Aktuelles Lexikon:Ne bis in idem

Ein Prinzip aus dem alten Rom, nun in Karlsruhe bekräftigt - in einer Mordsache.

Von Karoline Meta Beisel

Juristen kennen den Rechtsgrundsatz, dass niemand wegen derselben Tat zweimal angeklagt werden darf, unter seiner lateinischen Bezeichnung "ne bis in idem" (etwa: nicht zweimal in derselben Sache). Das ist nicht nur bildungshuberische Schnöselei: Die älteste Formulierung des Prinzips, das heute in Artikel 103 des Grundgesetzes festgeschrieben steht, findet sich im alten Rom. Erwähnt wurde es aber auch schon beim griechischen Redner Demosthenes. Von Rom aus breitete sich das Doppelbestrafungsverbot in ganz Europa aus und wurde dabei weiterentwickelt.

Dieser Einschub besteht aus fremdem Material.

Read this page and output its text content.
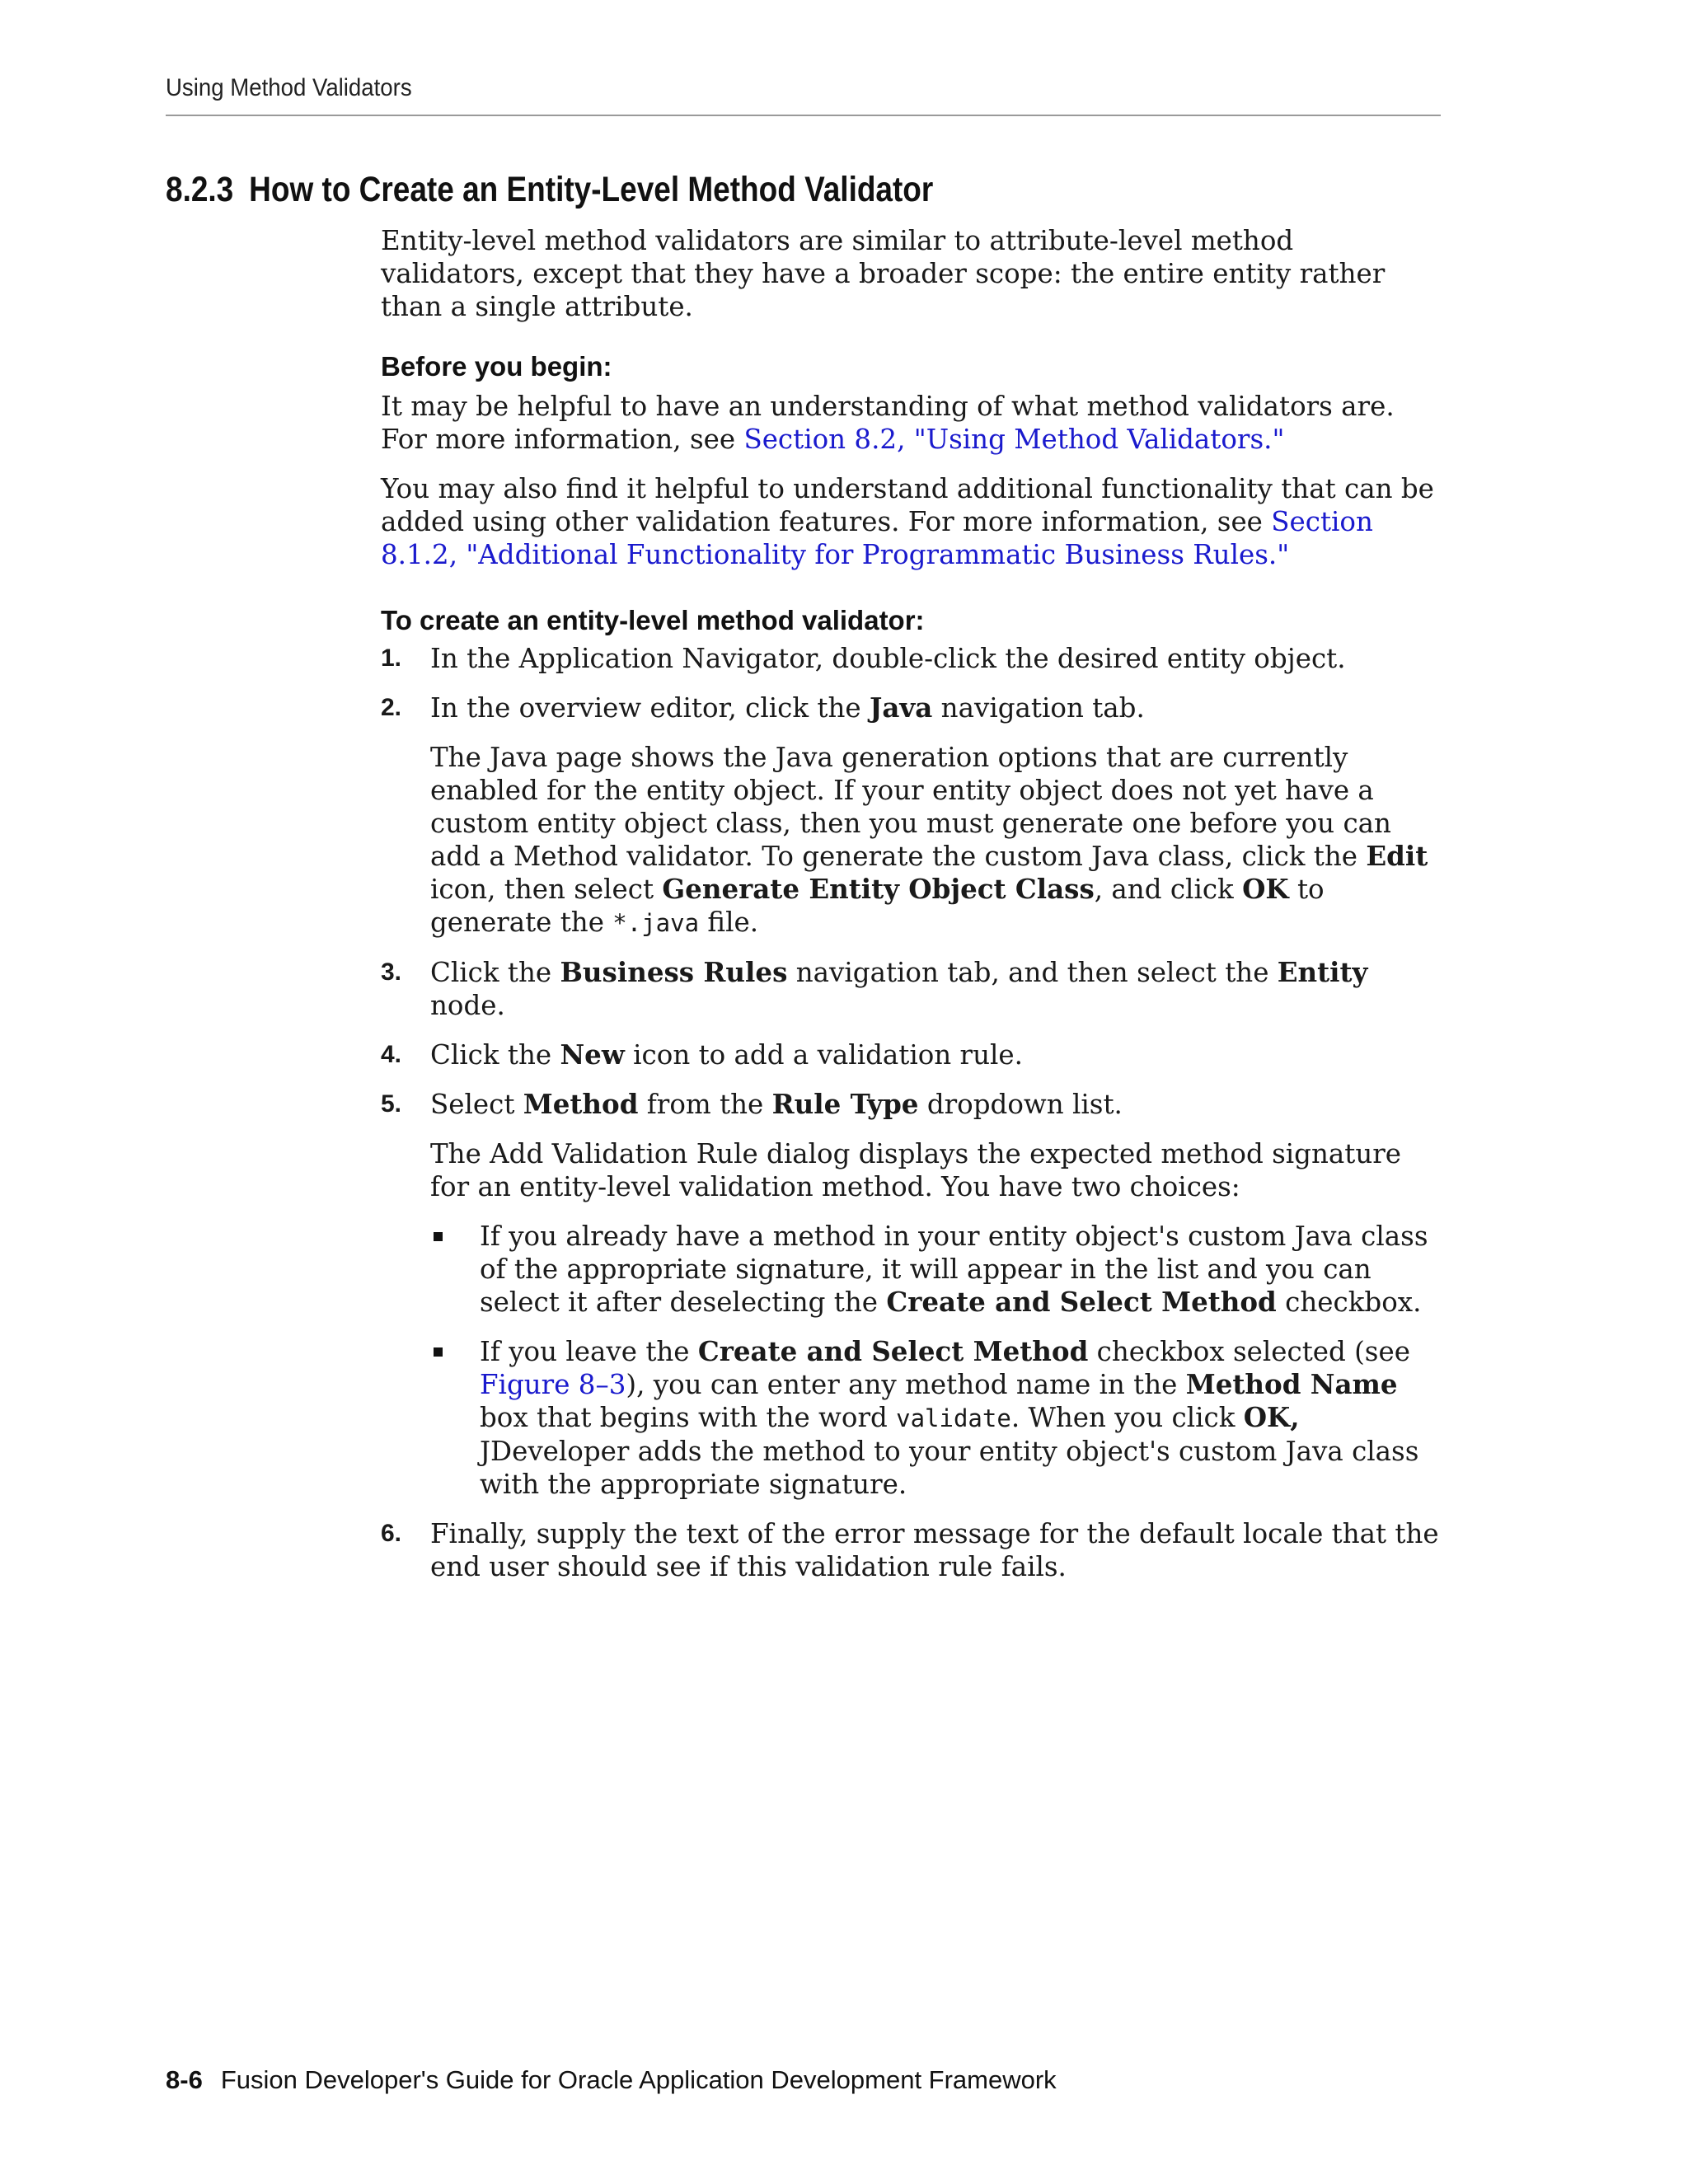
Using Method Validators
8.2.3 How to Create an Entity-Level Method Validator

Entity-level method validators are similar to attribute-level method validators, except that they have a broader scope: the entire entity rather than a single attribute.

Before you begin:

It may be helpful to have an understanding of what method validators are. For more information, see Section 8.2, "Using Method Validators."

You may also find it helpful to understand additional functionality that can be added using other validation features. For more information, see Section 8.1.2, "Additional Functionality for Programmatic Business Rules."

To create an entity-level method validator:
1. In the Application Navigator, double-click the desired entity object.

2. In the overview editor, click the Java navigation tab.

The Java page shows the Java generation options that are currently enabled for the entity object. If your entity object does not yet have a custom entity object class, then you must generate one before you can add a Method validator. To generate the custom Java class, click the Edit icon, then select Generate Entity Object Class, and click OK to generate the *.java file.

3. Click the Business Rules navigation tab, and then select the Entity node.

4. Click the New icon to add a validation rule.

5. Select Method from the Rule Type dropdown list.

The Add Validation Rule dialog displays the expected method signature for an entity-level validation method. You have two choices:

If you already have a method in your entity object's custom Java class of the appropriate signature, it will appear in the list and you can select it after deselecting the Create and Select Method checkbox.

If you leave the Create and Select Method checkbox selected (see Figure 8–3), you can enter any method name in the Method Name box that begins with the word validate. When you click OK, JDeveloper adds the method to your entity object's custom Java class with the appropriate signature.

6. Finally, supply the text of the error message for the default locale that the end user should see if this validation rule fails.

8-6 Fusion Developer's Guide for Oracle Application Development Framework
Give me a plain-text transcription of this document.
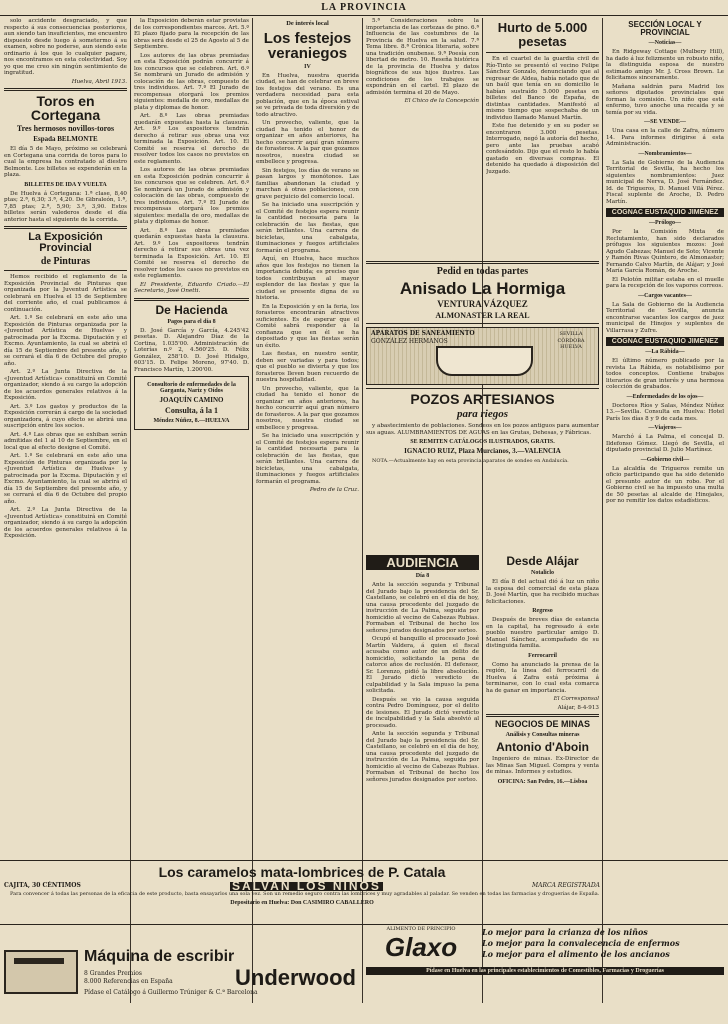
LA PROVINCIA

solo accidente desgraciado, y que respecto á sus consecuencias posteriores, aun siendo tan insuficientes, me encuentro dispuesto desde luego á sometermo á su examen, sobre no poderse, aun siendo este ordinario á los que lo cualquier pagare, nos encontramos en esta colectividad. Soy yo que me creo sin ningún sentimiento de ingratitud.

Huelva, Abril 1913.

Toros en Cortegana
Tres hermosos novillos-toros
Espada BELMONTE

El día 5 de Mayo, próximo se celebrará en Cortegana una corrida de toros para lo cual la empresa ha contratado al diestro Belmonte. Los billetes se expenderán en la plaza.

BILLETES DE IDA Y VUELTA

De Huelva á Cortegana: 1.ª clase, 8,40 ptas; 2.ª, 6,30; 3.ª, 4,20. De Gibraleón, 1.ª, 7,85 ptas; 2.ª, 5,90; 3.ª, 3,90. Estos billetes serán valederos desde el día anterior hasta el siguiente de la corrida.

La Exposición Provincial
de Pinturas

Hemos recibido el reglamento de la Exposición Provincial de Pinturas que organizada por la Juventud Artística se celebrará en Huelva el 15 de Septiembre del corriente año, el cual publicamos á continuación.

Art. 1.º Se celebrará en este año una Exposición de Pinturas organizada por la «Juventud Artística de Huelva» y patrocinada por la Excma. Diputación y el Excmo. Ayuntamiento, la cual se abrirá el día 15 de Septiembre del presente año, y se cerrará el día 6 de Octubre del propio año.

Art. 2.º La Junta Directiva de la «Juventud Artística» constituirá en Comité organizador, siendo á su cargo la adopción de los acuerdos generales relativos á la Exposición.

Art. 3.º Los gastos y productos de la Exposición correrán á cargo de la sociedad organizadora, á cuyo efecto se abrirá una suscripción entre los socios.

Art. 4.º Las obras que se exhiban serán admitidas del 1 al 10 de Septiembre, en el local que al efecto designe el Comité.

Art. 1.º Se celebrará en este año una Exposición de Pinturas organizada por la «Juventud Artística de Huelva» y patrocinada por la Excma. Diputación y el Excmo. Ayuntamiento, la cual se abrirá el día 15 de Septiembre del presente año, y se cerrará el día 6 de Octubre del propio año.

Art. 2.º La Junta Directiva de la «Juventud Artística» constituirá en Comité organizador, siendo á su cargo la adopción de los acuerdos generales relativos á la Exposición.

la Exposición deberán estar provistas de los correspondientes marcos. Art. 5.º El plazo fijado para la recepción de las obras será desde el 25 de Agosto al 5 de Septiembre.

Los autores de las obras premiadas en esta Exposición podrán concurrir á los concursos que se celebren. Art. 6.º Se nombrará un Jurado de admisión y colocación de las obras, compuesto de tres individuos. Art. 7.º El Jurado de recompensas otorgará los premios siguientes: medalla de oro, medallas de plata y diplomas de honor.

Art. 8.º Las obras premiadas quedarán expuestas hasta la clausura. Art. 9.º Los expositores tendrán derecho á retirar sus obras una vez terminada la Exposición. Art. 10. El Comité se reserva el derecho de resolver todos los casos no previstos en este reglamento.

Los autores de las obras premiadas en esta Exposición podrán concurrir á los concursos que se celebren. Art. 6.º Se nombrará un Jurado de admisión y colocación de las obras, compuesto de tres individuos. Art. 7.º El Jurado de recompensas otorgará los premios siguientes: medalla de oro, medallas de plata y diplomas de honor.

Art. 8.º Las obras premiadas quedarán expuestas hasta la clausura. Art. 9.º Los expositores tendrán derecho á retirar sus obras una vez terminada la Exposición. Art. 10. El Comité se reserva el derecho de resolver todos los casos no previstos en este reglamento.

El Presidente, Eduardo Criado.—El Secretario, José Onetti.

De Hacienda
Pagos para el día 8

D. José García y García, 4.245'42 pesetas. D. Alejandro Díaz de la Cortina, 1.035'00. Administración de Loterías n.º 2, 4.560'25. D. Félix González, 258'10. D. José Hidalgo, 603'15. D. Felipe Moreno, 97'40. D. Francisco Martín, 1.200'00.

Consultorio de enfermedades de la Garganta, Nariz y Oídos
JOAQUÍN CAMINO
Consulta, á la 1
Méndez Núñez, 8.—HUELVA
De interés local
Los festejos veraniegos
IV

En Huelva, nuestra querida ciudad, se han de celebrar en breve los festejos del verano. Es una verdadera necesidad para esta población, que en la época estival se ve privada de toda diversión y de todo atractivo.

Un provecho, valiente, que la ciudad ha tenido el honor de organizar en años anteriores, ha hecho concurrir aquí gran número de forasteros. A la par que gozamos nosotros, nuestra ciudad se embellece y progresa.

Sin festejos, los días de verano se pasan largos y monótonos. Las familias abandonan la ciudad y marchan á otras poblaciones, con grave perjuicio del comercio local.

Se ha iniciado una suscripción y el Comité de festejos espera reunir la cantidad necesaria para la celebración de las fiestas, que serán brillantes. Una carrera de bicicletas, una cabalgata, iluminaciones y fuegos artificiales formarán el programa.

Aquí, en Huelva, hace muchos años que los festejos no tienen la importancia debida; es preciso que todos contribuyan al mayor esplendor de las fiestas y que la ciudad se presente digna de su historia.

En la Exposición y en la feria, los forasteros encontrarán atractivos suficientes. Es de esperar que el Comité sabrá responder á la confianza que en él se ha depositado y que las fiestas serán un éxito.

Las fiestas, en nuestro sentir, deben ser variadas y para todos; que el pueblo se divierta y que los forasteros lleven buen recuerdo de nuestra hospitalidad.

Un provecho, valiente, que la ciudad ha tenido el honor de organizar en años anteriores, ha hecho concurrir aquí gran número de forasteros. A la par que gozamos nosotros, nuestra ciudad se embellece y progresa.

Se ha iniciado una suscripción y el Comité de festejos espera reunir la cantidad necesaria para la celebración de las fiestas, que serán brillantes. Una carrera de bicicletas, una cabalgata, iluminaciones y fuegos artificiales formarán el programa.

Pedro de la Cruz.

5.ª Consideraciones sobre la importancia de las cortezas de pino. 6.ª Influencia de las costumbres de la Provincia de Huelva en la salud. 7.ª Tema libre. 8.ª Crónica literaria, sobre una tradición onubense. 9.ª Poesía con libertad de metro. 10. Reseña histórica de la provincia de Huelva y datos biográficos de sus hijos ilustres. Las condiciones de los trabajos se expondrán en el cartel. El plazo de admisión termina el 20 de Mayo.

El Chico de la Concepción

Hurto de 5.000 pesetas

En el cuartel de la guardia civil de Río-Tinto se presentó el vecino Felipe Sánchez Gonzalo, denunciando que al regresar de Aldea, había notado que de un baúl que tenía en su domicilio le habían sustraído 5.000 pesetas en billetes del Banco de España, de distintas cantidades. Manifestó al mismo tiempo que sospechaba de un individuo llamado Manuel Martín.

Este fue detenido y en su poder se encontraron 3.000 pesetas. Interrogado, negó la autoría del hecho, pero ante las pruebas acabó confesándolo. Dijo que el resto lo había gastado en diversas compras. El detenido ha quedado á disposición del Juzgado.

Pedid en todas partes
Anisado La Hormiga
VENTURA VÁZQUEZ
ALMONASTER LA REAL
APARATOS DE SANEAMIENTO
GONZÁLEZ HERMANOS
SEVILLA CÓRDOBA HUELVA
POZOS ARTESIANOS
para riegos

y abastecimiento de poblaciones. Sondeos en los pozos antiguos para aumentar sus aguas. ALUMBRAMIENTOS DE AGUAS en las Grutas, Dehesas, y Fábricas.

SE REMITEN CATÁLOGOS ILUSTRADOS, GRATIS.
IGNACIO RUIZ, Plaza Murcianos, 3.—VALENCIA

NOTA.—Actualmente hay en esta provincia aparatos de sondeo en Andalucía.

AUDIENCIA
Día 8

Ante la sección segunda y Tribunal del Jurado bajo la presidencia del Sr. Castellano, se celebró en el día de hoy, una causa procedente del juzgado de instrucción de La Palma, seguida por homicidio al vecino de Cabezas Rubias. Formaban el Tribunal de hecho los señores jurados designados por sorteo.

Ocupó el banquillo el procesado José Martín Valdera, á quien el fiscal acusaba como autor de un delito de homicidio, solicitando la pena de catorce años de reclusión. El defensor, Sr. Lorenzo, pidió la libre absolución. El Jurado dictó veredicto de culpabilidad y la Sala impuso la pena solicitada.

Después se vio la causa seguida contra Pedro Domínguez, por el delito de lesiones. El Jurado dictó veredicto de inculpabilidad y la Sala absolvió al procesado.

Ante la sección segunda y Tribunal del Jurado bajo la presidencia del Sr. Castellano, se celebró en el día de hoy, una causa procedente del juzgado de instrucción de La Palma, seguida por homicidio al vecino de Cabezas Rubias. Formaban el Tribunal de hecho los señores jurados designados por sorteo.

Desde Alájar
Notaliclo

El día 8 del actual dió á luz un niño la esposa del comercial de esta plaza D. José Martín, que ha recibido muchas felicitaciones.

Regreso

Después de breves días de estancia en la capital, ha regresado á este pueblo nuestro particular amigo D. Manuel Sánchez, acompañado de su distinguida familia.

Ferrocarril

Como ha anunciado la prensa de la región, la línea del ferrocarril de Huelva á Zafra está próxima á terminarse, con lo cual esta comarca ha de ganar en importancia.

El Corresponsal

Alájar, 8-4-913

NEGOCIOS DE MINAS
Análisis y Consultas mineras
Antonio d'Aboin

Ingeniero de minas. Ex-Director de las Minas San Miguel. Compra y venta de minas. Informes y estudios.

OFICINA: San Pedro, 16.—Lisboa
SECCIÓN LOCAL Y PROVINCIAL
—Noticias—

En Ridgeway Cottage (Mulbery Hill), ha dado á luz felizmente un robusto niño, la distinguida esposa de nuestro estimado amigo Mr. J. Cross Brown. Le felicitamos sinceramente.

Mañana saldrán para Madrid los señores diputados provinciales que forman la comisión. Un niño que está enfermo, tuvo anoche una recaída y se temía por su vida.

—SE VENDE—

Una casa en la calle de Zafra, número 14. Para informes dirigirse á esta Administración.

—Nombramientos—

La Sala de Gobierno de la Audiencia Territorial de Sevilla, ha hecho los siguientes nombramientos: Juez municipal de Nerva, D. José Fernández. Id. de Trigueros, D. Manuel Vilá Pérez. Fiscal suplente de Aroche, D. Pedro Martín.

COGNAC EUSTAQUIO JIMÉNEZ
—Prólogo—

Por la Comisión Mixta de Reclutamiento, han sido declarados prófugos los siguientes mozos: José Agudo Cabezas; Manuel de Soto; Vicente y Ramón Rivas Quintero, de Almonaster; Fernando Calvo Martín, de Alájar; y José María García Román, de Aroche.

El Pelotón militar estaba en el muelle para la recepción de los vapores correos.

—Cargos vacantes—

La Sala de Gobierno de la Audiencia Territorial de Sevilla, anuncia encontrarse vacantes los cargos de juez municipal de Hinojos y suplentes de Villarrasa y Zufre.

COGNAC EUSTAQUIO JIMÉNEZ
—La Rábida—

El último número publicado por la revista La Rábida, es notabilísimo por todos conceptos. Contiene trabajos literarios de gran interés y una hermosa colección de grabados.

—Enfermedades de los ojos—

Doctores Ríos y Salas, Méndez Núñez 13.—Sevilla. Consulta en Huelva: Hotel París los días 8 y 9 de cada mes.

—Viajeros—

Marchó á La Palma, el concejal D. Ildefonso Gómez. Llegó de Sevilla, el diputado provincial D. Julio Martínez.

—Gobierno civil—

La alcaldía de Trigueros remite un oficio participando que ha sido detenido el presunto autor de un robo. Por el Gobierno civil se ha impuesto una multa de 50 pesetas al alcalde de Hinojales, por no remitir los datos estadísticos.

Los caramelos mata-lombrices de P. Catala
CAJITA, 30 CÉNTIMOS	SALVAN LOS NIÑOS	MARCA REGISTRADA

Para convencer á todas las personas de la eficacia de este producto, basta ensayarlos una sola vez. Son un remedio seguro contra las lombrices y muy agradables al paladar. Se venden en todas las farmacias y droguerías de España.

Depositario en Huelva: Don CASIMIRO CABALLERO
Máquina de escribir
8 Grandes Premios
8.000 Referencias en España	Underwood
Pídase el Catálogo á Guillermo Trúniger & C.ª Barcelona
ALIMENTO DE PRINCIPIO
Glaxo	Lo mejor para la crianza de los niños
Lo mejor para la convalecencia de enfermos
Lo mejor para el alimento de los ancianos
Pídase en Huelva en las principales establecimientos de Comestibles, Farmacias y Droguerías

In Frankreich wurde "ne bis in idem" zur Zeit der Französischen Revolution konkretisiert. Worauf genau soll sich der Strafklageverbrauch (wie Juristen dies nennen) beziehen: auf den konkreten Paragrafen, der in der Anklage steht? Nein, sondern auf die Handlung, die zu dieser Anklage geführt hat. Das heißt, man darf dieselbe Tötung nicht erst als Mord und nach einem Urteil noch einmal als Totschlag anklagen. 2021 konkretisierte der Bundestag den Grundsatz erneut: Bei "klaren" neuen Beweisen sollte eine Wiederaufnahme möglich sein, selbst nach einem Freispruch. Das war verfassungswidrig, entschied nun das Bundesverfassungsgericht: Auch dann darf der frühere Angeklagte nicht erneut angeklagt werden.